Until about two years ago, Handbag.com and iVillage – with Condé Nast’s Vogue.com in the luxury niche – dominated the women’s online market. But portals AOL and MSN then started to compete with some original content, and some smaller titles, such as the Daily Mail’s Femail site, started to increase their online presence.

Competition for Natmags’ online title is also emerging from surprising new quarters, such as online bridal retailer Confetti, which has classified advertising and directory businesses.

For most magazines-turned-brands, cross-media simply means print and online. But even with just two groups in Williams’ Venn diagram, it remains difficult to understand publishers’ overall audience because the industry has yet to settle on a standard metric for website traffic.

Some momentum seems to be gathering behind ABC Electronic server audits. Days before the semi-annual ABC data was released, both BBC Magazines and IPC Media announced that they would be publishing ABCe figures for some of their websites together with the print circulation figures.

Until now, only a handful of national newspapers had been using ABC’s Group Product Reports, which include both print and online figures on a single document.

IPC released ABCe figures for NME.com, Nuts.co.uk and Loaded.co.uk.

‘We need to get behind an industry standard, because in the murky world of the internet, outrageous claims are made constantly,’said Thornton, the three sites’ editor-in-chief.

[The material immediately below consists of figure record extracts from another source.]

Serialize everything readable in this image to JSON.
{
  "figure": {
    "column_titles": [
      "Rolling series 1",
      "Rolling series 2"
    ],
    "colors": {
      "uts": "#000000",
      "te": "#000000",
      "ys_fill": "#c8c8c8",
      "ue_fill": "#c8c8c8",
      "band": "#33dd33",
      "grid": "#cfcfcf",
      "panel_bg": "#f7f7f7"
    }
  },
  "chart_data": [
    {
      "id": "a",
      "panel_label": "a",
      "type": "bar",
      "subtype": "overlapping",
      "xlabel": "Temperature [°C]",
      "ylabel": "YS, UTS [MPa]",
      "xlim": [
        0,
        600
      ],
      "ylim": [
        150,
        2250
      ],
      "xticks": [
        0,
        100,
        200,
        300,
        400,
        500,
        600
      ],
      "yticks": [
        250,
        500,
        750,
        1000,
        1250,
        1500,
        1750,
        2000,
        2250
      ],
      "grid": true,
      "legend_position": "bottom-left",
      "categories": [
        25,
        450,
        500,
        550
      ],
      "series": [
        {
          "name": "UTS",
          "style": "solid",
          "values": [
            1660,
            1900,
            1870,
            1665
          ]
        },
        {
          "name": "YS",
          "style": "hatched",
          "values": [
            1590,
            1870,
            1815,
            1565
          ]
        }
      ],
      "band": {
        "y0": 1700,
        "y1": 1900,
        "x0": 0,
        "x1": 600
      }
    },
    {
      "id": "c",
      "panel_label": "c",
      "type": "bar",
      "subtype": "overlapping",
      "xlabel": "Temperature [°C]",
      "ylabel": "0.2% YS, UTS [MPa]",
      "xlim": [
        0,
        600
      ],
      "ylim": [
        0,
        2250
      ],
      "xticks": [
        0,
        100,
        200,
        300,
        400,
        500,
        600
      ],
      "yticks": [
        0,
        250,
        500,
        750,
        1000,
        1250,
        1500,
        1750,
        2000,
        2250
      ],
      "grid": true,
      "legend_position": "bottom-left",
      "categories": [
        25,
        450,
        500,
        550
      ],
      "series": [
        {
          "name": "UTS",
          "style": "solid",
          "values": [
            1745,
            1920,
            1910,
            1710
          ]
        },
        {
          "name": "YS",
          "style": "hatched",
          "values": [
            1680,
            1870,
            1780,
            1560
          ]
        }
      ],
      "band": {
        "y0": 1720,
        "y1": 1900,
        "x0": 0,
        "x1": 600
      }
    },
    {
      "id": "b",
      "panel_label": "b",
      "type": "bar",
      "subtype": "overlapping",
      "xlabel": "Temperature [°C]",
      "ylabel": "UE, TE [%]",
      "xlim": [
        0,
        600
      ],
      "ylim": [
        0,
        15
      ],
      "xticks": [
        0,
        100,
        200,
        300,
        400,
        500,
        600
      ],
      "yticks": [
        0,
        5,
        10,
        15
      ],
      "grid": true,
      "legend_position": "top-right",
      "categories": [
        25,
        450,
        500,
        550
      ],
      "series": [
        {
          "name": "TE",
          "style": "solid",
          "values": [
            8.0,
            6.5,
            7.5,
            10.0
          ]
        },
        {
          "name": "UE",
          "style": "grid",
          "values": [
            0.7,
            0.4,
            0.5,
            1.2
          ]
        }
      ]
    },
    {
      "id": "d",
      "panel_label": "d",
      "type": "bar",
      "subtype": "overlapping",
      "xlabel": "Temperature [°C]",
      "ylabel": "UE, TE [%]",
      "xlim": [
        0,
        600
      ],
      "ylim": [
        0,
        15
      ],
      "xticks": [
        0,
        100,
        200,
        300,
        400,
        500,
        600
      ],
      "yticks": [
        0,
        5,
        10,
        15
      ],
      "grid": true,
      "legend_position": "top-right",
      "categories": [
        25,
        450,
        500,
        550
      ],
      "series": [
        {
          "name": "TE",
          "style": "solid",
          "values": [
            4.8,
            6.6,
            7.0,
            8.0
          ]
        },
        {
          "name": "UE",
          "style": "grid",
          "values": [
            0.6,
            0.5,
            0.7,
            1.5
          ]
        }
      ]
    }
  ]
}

BBC magazines, meanwhile, released an ABC Group Product Report showing that Top?Gear.com had 1.08 million unique users in May, up 12 per cent year-on-year. RadioTimes.com, meanwhile, had 1.21 million unique users in May 2006, up 87.4 per cent year-on-year.

Emap publishes figures for FHM.com and Zooweekly.co.uk, and Natmags’ digital division is also planning to publish its ABCe audits, possibly as early as October.

‘We just need to get all our businesses on to the same ad serving and statistical reporting services, otherwise you can’t compare apples and apples, and it’s impossble to de-duplicate,’explains Hearst Digital Network’s Cruikshank. She adds that it is a ‘great shame’the market is still willing to accept publishers’ statements. ‘It would be great, over time, to move towards one methodology,’she says.

‘It’s important that, first of all, publishers to audit, and then we can continue to have the debate about how it’s done so that you can compare in a credible way.’